A few weeks ago we entered the The North London Beekeepers’ annual show. Many honey shows have been cancelled this year for obvious reasons. I was so pleased with how our entries got on this year – we have very talented bees! We joined a Zoom call to hear all the results announced and then I ran another popular honey tasting session.
We have now extracted all our honey for the year – it is available to buy through our website shop. My favourite lot for the year is #80 – it is a very dark honey, with a tangy and spicy flavour. We don’t have very many jars of it, so I recommend that you grab a jar while we still have some available (or before I eat it all…).
We are in the middle of a heat wave in London. I can’t even contemplate putting on a beesuit and inspecting our hives – This sort of weather makes me really respect beekeepers from warmer parts of the world – it is no fun being in your own private sauna while trying to properly check through hives.
We’ve been steadily taking off batches of honey for the last month or so. The yield this year is down on last year, but we are thankful to have some. It has been such a delight comparing the different batches – the colours and flavours are so variable depending on which flowers the bees have been foraging on.
We have also taken our first cut comb honey of the year – to me nothing beats eating honey directly from the comb. It really is the most natural and simple way to enjoy it.

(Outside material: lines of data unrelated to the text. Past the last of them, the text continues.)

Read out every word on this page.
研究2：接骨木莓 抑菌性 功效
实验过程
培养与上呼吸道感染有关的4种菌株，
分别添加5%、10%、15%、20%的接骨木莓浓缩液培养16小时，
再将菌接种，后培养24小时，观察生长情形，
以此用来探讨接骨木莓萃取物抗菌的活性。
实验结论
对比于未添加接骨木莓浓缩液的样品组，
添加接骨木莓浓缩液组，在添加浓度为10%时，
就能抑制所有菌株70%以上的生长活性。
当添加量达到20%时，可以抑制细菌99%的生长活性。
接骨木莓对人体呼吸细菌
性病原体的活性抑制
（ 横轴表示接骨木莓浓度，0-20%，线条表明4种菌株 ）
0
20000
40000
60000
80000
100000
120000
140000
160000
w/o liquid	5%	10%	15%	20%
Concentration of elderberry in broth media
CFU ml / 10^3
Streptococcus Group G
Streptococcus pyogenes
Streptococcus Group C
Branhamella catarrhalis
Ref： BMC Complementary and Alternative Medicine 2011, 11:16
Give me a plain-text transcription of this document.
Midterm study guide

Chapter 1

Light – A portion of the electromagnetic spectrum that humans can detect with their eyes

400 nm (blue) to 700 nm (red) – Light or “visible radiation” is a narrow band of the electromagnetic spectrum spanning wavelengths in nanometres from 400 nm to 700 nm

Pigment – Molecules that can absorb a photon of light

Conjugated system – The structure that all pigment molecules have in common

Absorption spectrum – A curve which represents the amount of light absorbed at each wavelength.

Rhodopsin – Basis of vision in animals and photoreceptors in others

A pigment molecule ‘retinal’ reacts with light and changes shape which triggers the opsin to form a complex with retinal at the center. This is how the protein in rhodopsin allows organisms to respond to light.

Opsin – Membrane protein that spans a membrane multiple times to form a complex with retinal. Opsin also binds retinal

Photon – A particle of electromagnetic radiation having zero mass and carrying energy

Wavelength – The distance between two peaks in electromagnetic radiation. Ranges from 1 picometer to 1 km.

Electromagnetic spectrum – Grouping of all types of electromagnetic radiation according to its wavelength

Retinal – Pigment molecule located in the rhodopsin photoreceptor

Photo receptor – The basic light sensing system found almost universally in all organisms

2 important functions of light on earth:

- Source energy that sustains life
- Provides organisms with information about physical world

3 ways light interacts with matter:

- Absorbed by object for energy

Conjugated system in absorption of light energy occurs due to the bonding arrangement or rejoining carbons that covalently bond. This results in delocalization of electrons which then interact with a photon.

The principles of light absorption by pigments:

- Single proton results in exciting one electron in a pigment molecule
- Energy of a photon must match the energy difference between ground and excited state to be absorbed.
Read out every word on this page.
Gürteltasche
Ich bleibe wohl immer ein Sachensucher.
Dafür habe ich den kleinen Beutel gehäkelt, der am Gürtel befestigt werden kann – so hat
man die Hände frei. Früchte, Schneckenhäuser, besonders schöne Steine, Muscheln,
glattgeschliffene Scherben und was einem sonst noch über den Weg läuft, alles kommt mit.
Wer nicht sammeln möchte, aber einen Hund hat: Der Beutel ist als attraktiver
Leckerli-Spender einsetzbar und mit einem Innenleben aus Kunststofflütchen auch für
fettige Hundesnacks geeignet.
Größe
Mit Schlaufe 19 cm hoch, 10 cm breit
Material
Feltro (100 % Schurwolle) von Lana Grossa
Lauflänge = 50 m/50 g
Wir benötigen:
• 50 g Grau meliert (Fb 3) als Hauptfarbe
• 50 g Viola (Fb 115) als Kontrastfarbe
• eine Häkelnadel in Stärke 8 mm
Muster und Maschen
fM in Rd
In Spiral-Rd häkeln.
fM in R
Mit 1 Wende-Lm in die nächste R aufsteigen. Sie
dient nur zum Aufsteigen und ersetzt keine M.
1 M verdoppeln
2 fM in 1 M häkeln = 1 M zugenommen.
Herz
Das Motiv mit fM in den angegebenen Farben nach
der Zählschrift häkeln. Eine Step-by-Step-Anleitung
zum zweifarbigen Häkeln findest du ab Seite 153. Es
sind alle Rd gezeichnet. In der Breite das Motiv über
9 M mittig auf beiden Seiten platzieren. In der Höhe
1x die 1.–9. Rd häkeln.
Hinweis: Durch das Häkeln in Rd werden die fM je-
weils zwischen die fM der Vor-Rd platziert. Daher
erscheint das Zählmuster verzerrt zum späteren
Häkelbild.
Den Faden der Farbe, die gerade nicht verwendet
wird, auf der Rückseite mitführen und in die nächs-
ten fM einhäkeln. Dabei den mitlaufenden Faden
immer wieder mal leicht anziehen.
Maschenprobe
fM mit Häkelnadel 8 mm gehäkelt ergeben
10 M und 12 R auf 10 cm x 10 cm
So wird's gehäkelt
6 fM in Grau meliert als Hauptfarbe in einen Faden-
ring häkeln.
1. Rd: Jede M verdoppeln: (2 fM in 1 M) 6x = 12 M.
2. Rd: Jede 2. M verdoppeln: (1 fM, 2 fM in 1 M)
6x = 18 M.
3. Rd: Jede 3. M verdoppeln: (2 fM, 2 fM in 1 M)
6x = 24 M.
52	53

Last month I had great fun giving a talk to the Stroud Green WI. I had originally been scheduled to do it in March, but it was postponed due to the lock down. We eventually got everyone together via Zoom. I talked about beekeeping in London, then we did a honey tasting. I sent them each small samples of various types of honey and we tasted them together. I think that they were amazed by the huge variations between the different types of honey and I was delighted that they appeared to enjoy our honey the most! London honey is particularly flavorsome because of the huge variety of plants that the bees are able to forage on.
This year we decided to change the material of our label – for sometime we have been trying to decrease our use of single use plastic and we felt that our clear plastic labels could no longer be justified.